Yesterday, I sat in a windowless meeting room and listened to Fisheries and Oceans Canada (DFO) present information on the Wild Salmon Policy and on an apparent “Pilot Study” on the Fraser River called the Fraser River Sockeye Spawning Initiative (FRSSI) — acronym pronounced like Frizzy… just to make it cute.
The FRSSI is a very complex computer modeling program that is supposed to assist fisheries managers, fisherfolks, First Nations, and so on. It appears to be based on “gaming” theory and other computer modeling and simulations. If you’d like to read more about it you can visit DFO’s “consultation” website to read more about it.

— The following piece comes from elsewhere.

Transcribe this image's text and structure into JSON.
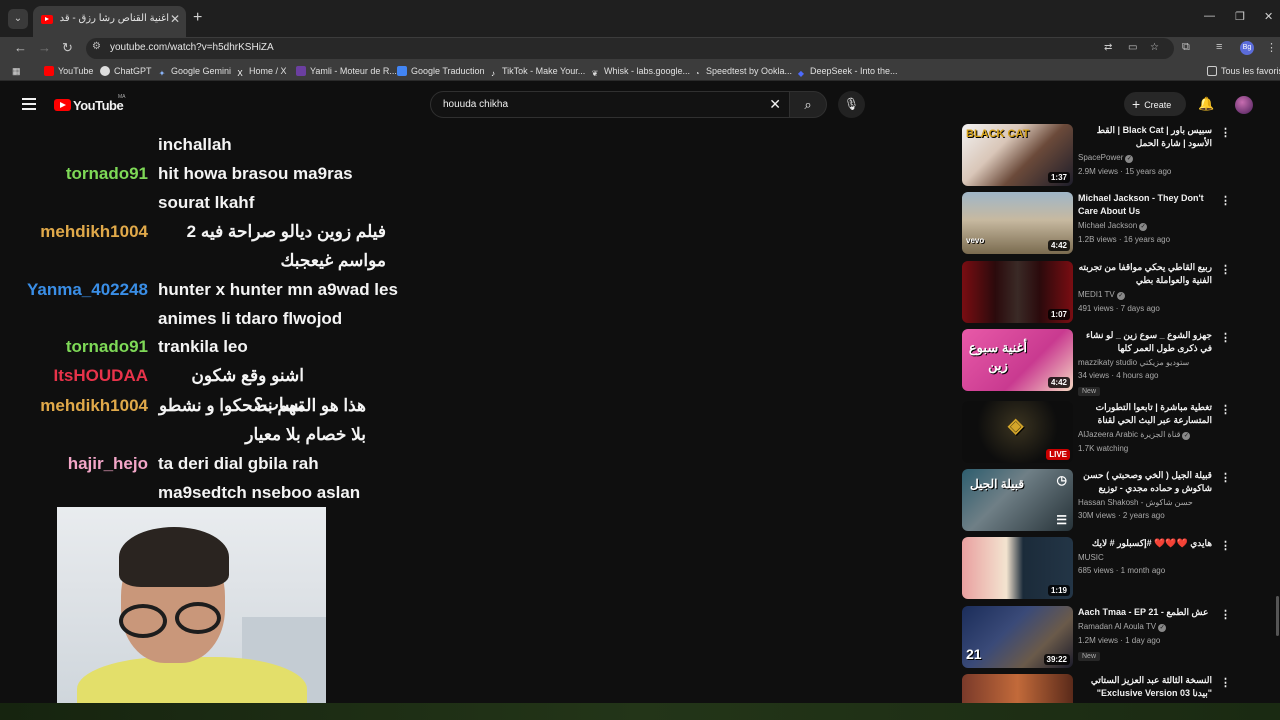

The report is called Fraser Sockeye Escapement Strategy 2010: Model Overview & Summary of 2010 Planning Simulations. And if you want more background there is another paper (only about 100 pages…): Collaborative Development of Escapement Strategies for Fraser River sockeye: Summary Report 2003-2008. Read through that report and there’s a couple more reports referenced and so on down through the rabbit hole of DFO. I tried to connect to the links provided for the reports and the link is broken, so good luck.
There is one key question in my mind that I asked senior DFO staff yesterday.
If this is a “pilot study” – at what point is there a “go… no-go” decision?
My understanding of the term “pilot study” is it’s kind of like a feasibility study, or a smaller scale effort that could potentially become major scale.
I didn’t get a direct answer. There was no yes or no. However, the speed at which the DFO representative started to run around the issue answered the question quite clearly. This is not a pilot study. This is the direction that DFO is taking.
As you read through the reports (you know, coffee table reading…) you will see that there is a massive investment in this project. The “collaborative” study is strictly scientific collaboration. Over a period of 3-5 years, DFO has been leading a scientific review of this modeling tool with anywhere between 30-50 different individuals.
On one hand, maybe this means that the tool is decent — it’s had a lot of review. On the other hand, maybe this means that viewpoints have been very narrow — i.e. strictly scientific in nature. The huge gaping hole in this is First Nations review and public review.
The general message I picked up from the meeting is: “we have so much invested in this computer simulator that we are not turning back… we are scientists; we are DFO; trust us.”
Here is scary picture from the “Salmon Think Tank” statement released in December. This is a graph showing the productivity of Fraser sockeye (if you’ve read earlier posts you may recognize this graph from a post in December):
In essence, the worrisome picture here is that when the “adult returns per spawner” drop below 1 — this means there is not enough baby salmon produced and returning as adults to keep the population steady, or maybe even growing. When it drops below 1 to 1 — we are seeing a death spiral. If every couple only has 1 child live to reproduce — a population shrinks (think Chinese one-child policy).
Looking at the graph, the precipitous spiral down the drain began in the early 1990s.
Yet, yesterday in a meeting, DFO scientists stated that last year’s sockeye failure (10 million forecast and only 1 million returned) was a “one-off event”.
A One-Off Event!
Are you kidding me?
If there are folks in the federal ministry responsible for conserving and protecting one of our most precious national resources that can not look at the graph above and say: “Houston we have a problem…” and can truly suggest in a meeting with First Nations from around the province that last year was a “one-off” event.
We have a serious case of denial. We have a serious case of East Coast cod-itis.
When the Cod collapse fully kicked in — coincidentally in the early 1990s when Fraser sockeye productivity began falling — DFO tried to reassure everyone that things were fine. “Just go fishing, it’ll all be fine”.
Well, we know how fine it is now. It’s been almost two decades and East Coast cod haven’t recovered to any levels where folks can go fishing.
As I stated unequivocally yesterday — fish, especially salmon, cannot be “managed” from a computer. They cannot be managed from a windowless office in an urban centre.
We cannot develop a iPhone app that will tell us how many salmon we can catch. I am not holding my breath for Windows Salmon 4.0.
Is it maybe time to request a third-party independent management system — where DFO simply provides scientific input?
Like any addiction, intervention is sometimes required — and often a good sign of serious issues is: denial. Denial that there’s a serious, serious problem. There is a spot where some heads have gone and they need to be pulled out.